W. Kintz Plastics ranks No. 90 on Plastics News' annual listing of North American thermoformers, with estimated sales of $11 million in 2017.
This is the first acquisition for Universal Plastics this year, following a somewhat steady pace of buying activity that began not long after Kumar and his father, Sunil, purchased Holyoke, Mass.-based custom thermoformer Universal Plastics Corp. back in 2012.
In addition to Universal Plastics Corp. and W. Kintz Plastics, the group owns Mayfield Plastics Inc., another thermoformer in Sutton, Mass., that Universal Plastics bought in 2013.
Going forward, both W. Kintz Plastics and Mayfield Plastics will be rebranded as Universal Plastics Albany and Universal Plastics Sutton, respectively, to consolidate the group's thermoforming division, which now employs 300 workers across the three thermoforming facilities.
"The driving force really is that we want to become a more complete plastics supplier to our customers, and Kintz brings to the table some really unique capabilities in terms of the size of the machines and in terms of their relationships in the business," Pia Kumar, the group's chief strategy officer, said in a phone interview.
"It was a way for us to expand capacity and hopefully create some efficiency, which we can pass along to the customer," she added.
With the three thermoforming facilities, Jay Kumar said Universal Plastics now has everything from "small machines that can make parts that are a couple of inches by a couple of inches all the way up to parts that are 9 feet by 14 feet."
"And that's really the real synergy of owning these three thermoforming facilities," he explained. "Our goal is to be, in every space that we enter, the preeminent supplier in that specific space, and we see that the bigger we get, the more value we can provide our customers across processes."
In December 2017, the group purchased Premium Plastics Solutions LLC, a custom blow molder in Latrobe, Pa., that makes large parts for a range of industries, including medical, garden/lawn equipment, waste management, safety equipment, recreational equipment and water bottles.
Earlier that year, Universal Plastics also bought large-part injection molder Sajar Plastics LLC. The Middlefield, Ohio, company is just under a three-hour drive from Premium Plastic Solution's Latrobe facility.

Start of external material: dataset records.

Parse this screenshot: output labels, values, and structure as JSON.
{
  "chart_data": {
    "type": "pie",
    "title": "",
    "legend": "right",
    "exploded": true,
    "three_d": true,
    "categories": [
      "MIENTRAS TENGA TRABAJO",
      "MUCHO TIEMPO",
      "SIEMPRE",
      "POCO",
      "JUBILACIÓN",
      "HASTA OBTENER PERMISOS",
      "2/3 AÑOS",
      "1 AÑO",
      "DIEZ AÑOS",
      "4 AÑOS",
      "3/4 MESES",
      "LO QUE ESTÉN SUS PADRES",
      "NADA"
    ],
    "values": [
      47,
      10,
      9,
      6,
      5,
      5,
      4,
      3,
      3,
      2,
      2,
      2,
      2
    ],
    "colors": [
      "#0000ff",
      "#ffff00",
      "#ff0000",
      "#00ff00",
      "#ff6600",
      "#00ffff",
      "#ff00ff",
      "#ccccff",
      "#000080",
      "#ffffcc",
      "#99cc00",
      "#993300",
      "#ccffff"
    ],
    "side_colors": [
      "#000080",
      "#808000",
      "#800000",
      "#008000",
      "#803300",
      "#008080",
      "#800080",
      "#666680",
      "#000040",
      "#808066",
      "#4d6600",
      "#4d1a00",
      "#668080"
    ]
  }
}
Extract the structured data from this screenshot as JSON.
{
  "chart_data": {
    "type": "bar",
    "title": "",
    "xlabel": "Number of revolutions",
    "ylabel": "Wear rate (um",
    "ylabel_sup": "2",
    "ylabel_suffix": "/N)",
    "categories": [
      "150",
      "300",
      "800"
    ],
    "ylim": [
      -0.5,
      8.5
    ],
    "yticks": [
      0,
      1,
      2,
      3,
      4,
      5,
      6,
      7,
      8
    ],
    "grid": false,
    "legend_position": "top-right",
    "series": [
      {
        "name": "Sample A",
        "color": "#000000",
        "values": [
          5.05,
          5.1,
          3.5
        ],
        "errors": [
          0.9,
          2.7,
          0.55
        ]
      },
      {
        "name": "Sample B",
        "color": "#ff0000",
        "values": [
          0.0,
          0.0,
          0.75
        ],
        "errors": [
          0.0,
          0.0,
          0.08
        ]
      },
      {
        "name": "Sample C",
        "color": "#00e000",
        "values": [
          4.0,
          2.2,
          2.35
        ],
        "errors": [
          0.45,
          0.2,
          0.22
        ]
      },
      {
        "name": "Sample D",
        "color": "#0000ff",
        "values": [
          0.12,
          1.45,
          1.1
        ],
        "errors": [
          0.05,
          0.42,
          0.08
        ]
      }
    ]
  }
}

Sajar Plastics specializes in gas-assist injection molding, straight injection molding and structural foam molding.
Universal Plastics Group employs a total of 500 across the five member companies.
Pia Kumar said the group's recent acquisitions are partly strategic and partly opportunistic, describing each member company as one piece of a broader puzzle the group is building to be a "one-stop shop supplier."
"We also do have a strategy where we're trying to grow both organically as well as inorganically," she said. "We are acquisitive. We want to acquire businesses, and we want to grow and enter new markets as well as penetrate deeper into the markets we're in."